Entenda o que realmente acontece nas perícias e como garantir seu direito!

terça-feira, 9 de junho de 2026

Atualizado às 14:02

1. Introdução: Por que tantas negativas mesmo com exames?

Uma das maiores frustrações enfrentadas pelos segurados do INSS é ouvir a frase:

"Seu benefício foi negado por falta de incapacidade laborativa".

E isso acontece mesmo quando a pessoa apresenta:

  • Exames recentes;
  • Laudos de especialistas;
  • Prontuários médicos;
  • Atestados detalhados;
  • Histórico de tratamentos;
  • Incapacidades reais no dia a dia.

É natural que surja a dúvida: "Se eu apresentei exames, por que o INSS negou?"

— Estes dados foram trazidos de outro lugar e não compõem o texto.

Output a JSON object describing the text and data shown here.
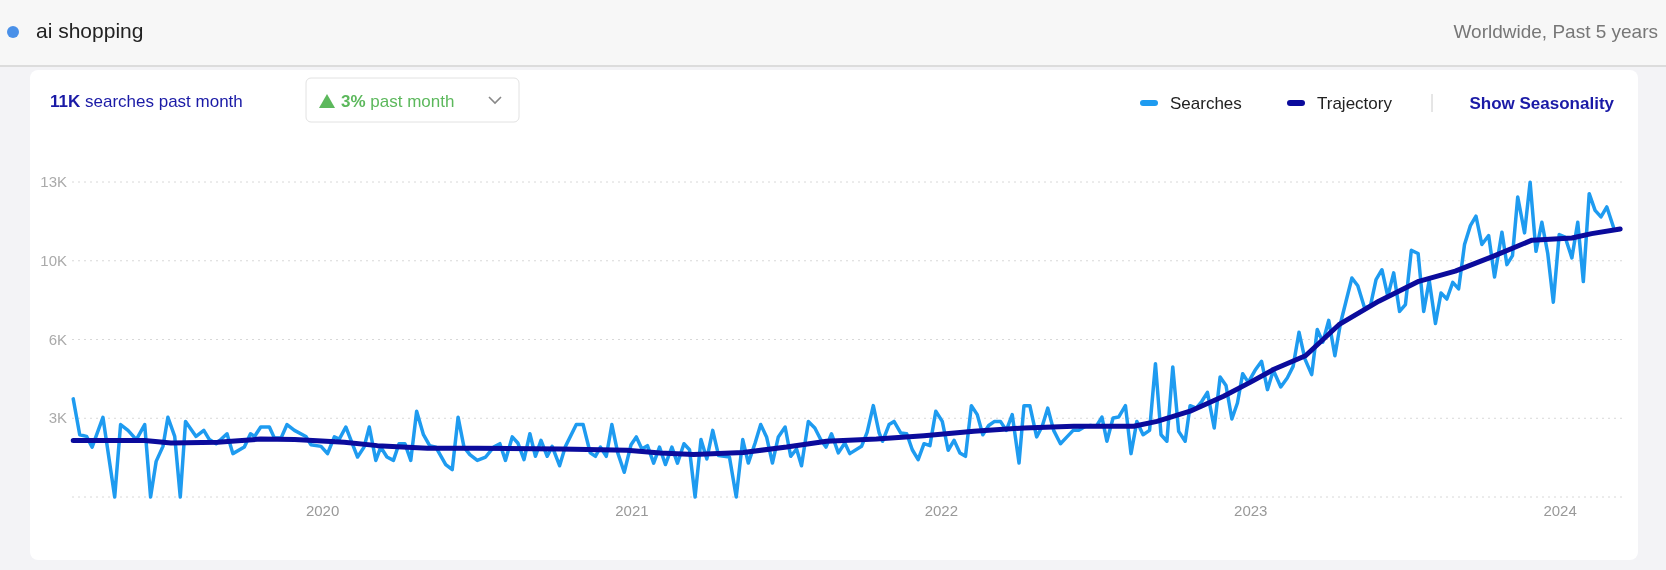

A resposta envolve pontos técnicos, jurídicos e administrativos muitos desconhecidos pelos segurados. Este artigo explica, de forma completa e clara, por que isso acontece e o que fazer para garantir seu direito.

2. Como funciona a lógica da perícia médica do INSS

A perícia do INSS funciona de maneira diferente da medicina convencional. O perito não está avaliando apenas se você está doente ele avalia se há incapacidade para o trabalho, considerando:

  • Sua rotina profissional;
  • A natureza da doença;
  • O grau da limitação;
  • O tempo de afastamento;
  • A expectativa de recuperação.

Enquanto o médico assistente cuida da saúde, o perito faz uma análise legal, não apenas clínica.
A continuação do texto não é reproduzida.